As a forewarning, I believe it is important to note that, ultimately, there is no way to have a unanimous universal consensus on the “correct” answer to this philosophical issue, due to the individual opinions of every member of society in a global context. In fact, my own personal position on the matter is undoubtedly biased in accordance to my own political views as well.
Without further ado, let us begin by explaining the political context of the issue at hand more closely. The entire reason the question of equality is so often highlighted when speaking of politics is due to the way a system of societal functionality and justice is perceived in the majority of theories related thereto. Since the antiquity, it has often been theorised that justice and fairness in society are both directly proportional to the political equality that members of society possess, in the sense of the effect of their development in their future participation therein. In this context, fairness generally refers to equal treatment and standing in society, possessing equal opportunities, as well as the arrangement of social and economic inequalities to benefit all members of society, as described in John Rawls’ A Theory of Justice. As for the purpose of all this, the general accepted explanation is that it is the only way for a society to develop efficiently and in harmony among all members of it, being the natural path people as an entity would fall into given the choice (known as the “social contract”, which, in a hypothetical context, is made at the start of a given civilisation). Whether or not this is truly the case will not be discussed, so let us assume the validity of the claim, and proceed with the specifics of the requirements for it.
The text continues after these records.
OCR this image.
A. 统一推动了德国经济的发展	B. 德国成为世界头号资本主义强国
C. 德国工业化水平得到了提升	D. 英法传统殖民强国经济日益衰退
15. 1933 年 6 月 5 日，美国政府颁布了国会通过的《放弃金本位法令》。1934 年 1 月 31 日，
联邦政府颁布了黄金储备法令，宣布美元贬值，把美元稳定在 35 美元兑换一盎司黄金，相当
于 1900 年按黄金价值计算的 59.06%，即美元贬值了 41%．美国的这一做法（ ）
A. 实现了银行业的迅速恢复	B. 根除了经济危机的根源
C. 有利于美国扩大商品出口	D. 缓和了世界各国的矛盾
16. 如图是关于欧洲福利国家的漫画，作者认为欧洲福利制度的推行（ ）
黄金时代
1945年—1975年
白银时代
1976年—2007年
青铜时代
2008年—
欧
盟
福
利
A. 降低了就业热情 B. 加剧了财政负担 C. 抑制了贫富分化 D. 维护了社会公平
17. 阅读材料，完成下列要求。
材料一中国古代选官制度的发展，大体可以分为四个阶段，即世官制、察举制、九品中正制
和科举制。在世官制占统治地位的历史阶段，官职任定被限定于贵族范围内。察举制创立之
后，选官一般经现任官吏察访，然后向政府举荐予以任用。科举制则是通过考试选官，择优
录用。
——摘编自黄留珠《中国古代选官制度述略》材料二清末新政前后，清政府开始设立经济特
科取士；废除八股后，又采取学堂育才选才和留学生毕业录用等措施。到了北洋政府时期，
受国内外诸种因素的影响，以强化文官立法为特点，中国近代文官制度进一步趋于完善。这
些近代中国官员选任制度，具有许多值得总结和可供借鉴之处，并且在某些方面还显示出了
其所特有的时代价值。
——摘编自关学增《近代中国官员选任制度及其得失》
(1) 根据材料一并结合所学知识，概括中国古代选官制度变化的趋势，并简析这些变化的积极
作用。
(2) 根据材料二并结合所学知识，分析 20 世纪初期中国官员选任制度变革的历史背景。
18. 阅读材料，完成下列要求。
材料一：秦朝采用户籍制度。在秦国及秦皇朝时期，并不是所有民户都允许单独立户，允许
For a fair society thus, equal opportunities must exist for all members of it, as mentioned previously. It is then logical to analyse just what these varying degrees of equalisation could be considered to be and, while many different forms to interpret this concept exist (due in part to the extent of equal opportunities in Rawls’ original concept being rather vague, considering a real and non-utopian context), it can be resumed into approximately seven main steps, as follows. For the first of these, as an extreme economic-right-wing position, one would set the level of “equal opportunity” in that one is born into a country and thus has the same rights as every other person living in that country, with the rest being up to themselves to resolve. For the second, there would be an openness and transparency within businesses, and advertisement that would inform members of society about existing options, allowing people to have the same starting point in careers for instance. The third brings upon the issue of reducing existing prejudices in the selection of people for work positions (based on the idea that people inherently have preconceived notions about what sort of people are favoured and what sorts are not), to allow fair treatment in that area.